Negative regulation of P element excision by the somatic product and terminal sequences of P in Drosophila melanogaster.

A transient in vivo P element excision assay was used to test the regulatory properties of putative repressor-encoding plasmids in Drosophila melanogaster embryos. The somatic expression of an unmodified transposase transcription unit under the control of a heat shock gene promoter (phs pi) effectively repressed P excision in a dose-dependent manner at very low concentrations relative to somatically active transposase (encoded by the hs pi delta 2-3 gene). Maximum repression required transcription of the complete transposase gene. Dose-dependent repression of P excision was also observed in the presence of a vector plasmid (pCarnegie4) having only the terminal sequences, including transposase binding sites, of the P element. However, repression required considerably higher concentrations of pCarnegie4 than phs pi, and elimination of P excision was not observed.

A functional analysis of the P-element gene-transfer vector in insects.

A P-element mobility excision assay was used to determine if non-drosophilid insects could support P gene vector function. Present studies included the testing of Muscids, Sphaerocerids, and Phorids, none of which were able to support P mobility. A new excision indicator plasmid was developed allowing the detection and recovery of virtually all P-element excision products. The frequency and sequence analysis of excision products from Drosophila melanogaster and another drosophilid, Chymomyza procnemis, indicated both quantitative and qualitative differences in the activity of transposase. The quantitative relationships observed in the original assay were maintained, and qualitative differences in transposase activity were reflected in the sequence of the empty donor sites. The results suggest that host factors are involved in cutting and ligating P-element DNA during excision, with transposase facilitating these processes. Possible limitations on P mobility by abnormal transposase transcript processing were tested in Anastrepha suspensa using transposase-encoding plasmids having deleted intron sequences. A transposase cDNA supported normal P excision in D. melanogaster, and a low level of mobility in A. suspensa. Possible applications of gene transfer in insects are presented, in particular methods to genetically sterilize and sex insects for the sterile-insect technique.

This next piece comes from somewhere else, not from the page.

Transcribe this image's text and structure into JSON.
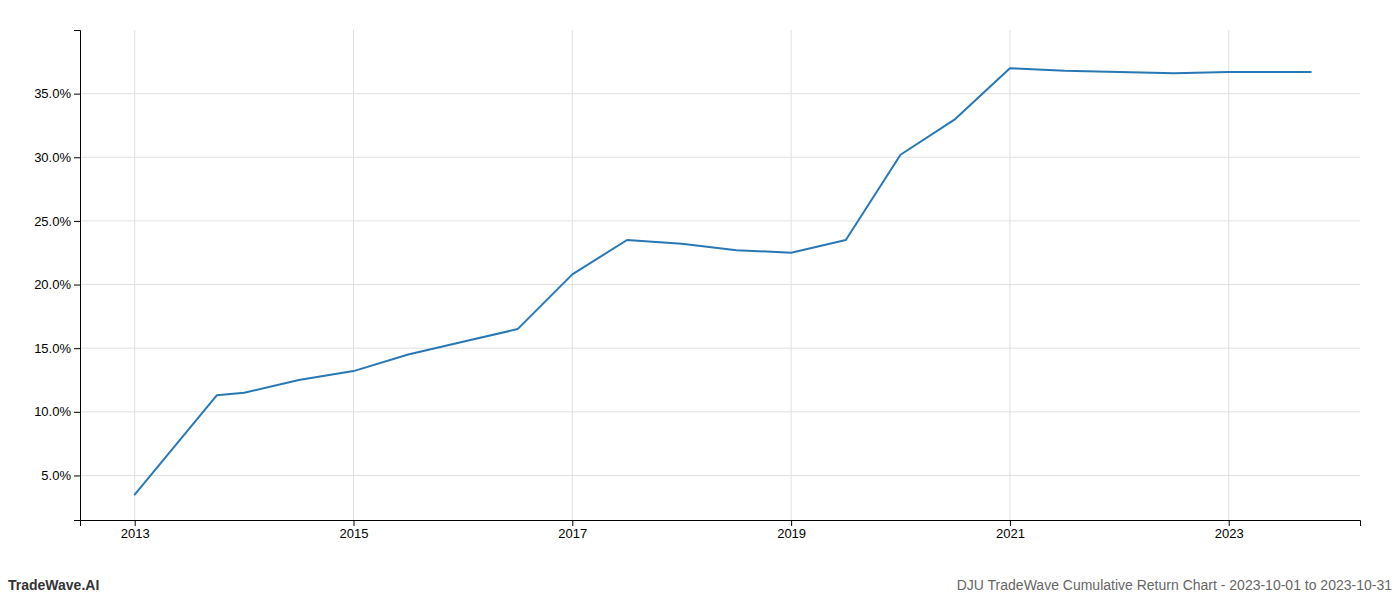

P element excision in Drosophila melanogaster and related drosophilids.

The frequency of P element excision and the structure of the resulting excision products were determined in three drosophilid species. Drosophila melanogaster, D. virilis, and Chymomyza procnemis. A transient P element mobility assay was conducted in the cells of developing insect embryos, but unlike previous assays, this mobility assay permitted the recovery of excision products from plasmids regardless of whether the excision event was precise or imprecise. Both quantitative and qualitative differences between the products of excision in the various species studied were observed. The frequency with which P element excision products were recovered from D. melanogaster was 10-fold greater than from D. virilis and C. procnemis; however, the proportion of all excision events resulting in the reversion of a P-induced mutant phenotype was the same. Virtually all excision products recovered, including those resulting in a reversion of the mutant phenotype, did not result in the exact restoration of the original target sequence. Sequence analysis suggested that duplex cleavage at the 3' and 5' termini of the P element, or their subsequent modification, occurred asymmetrically and interdependently. P element-encoded transposase was not absolutely required for P element excision.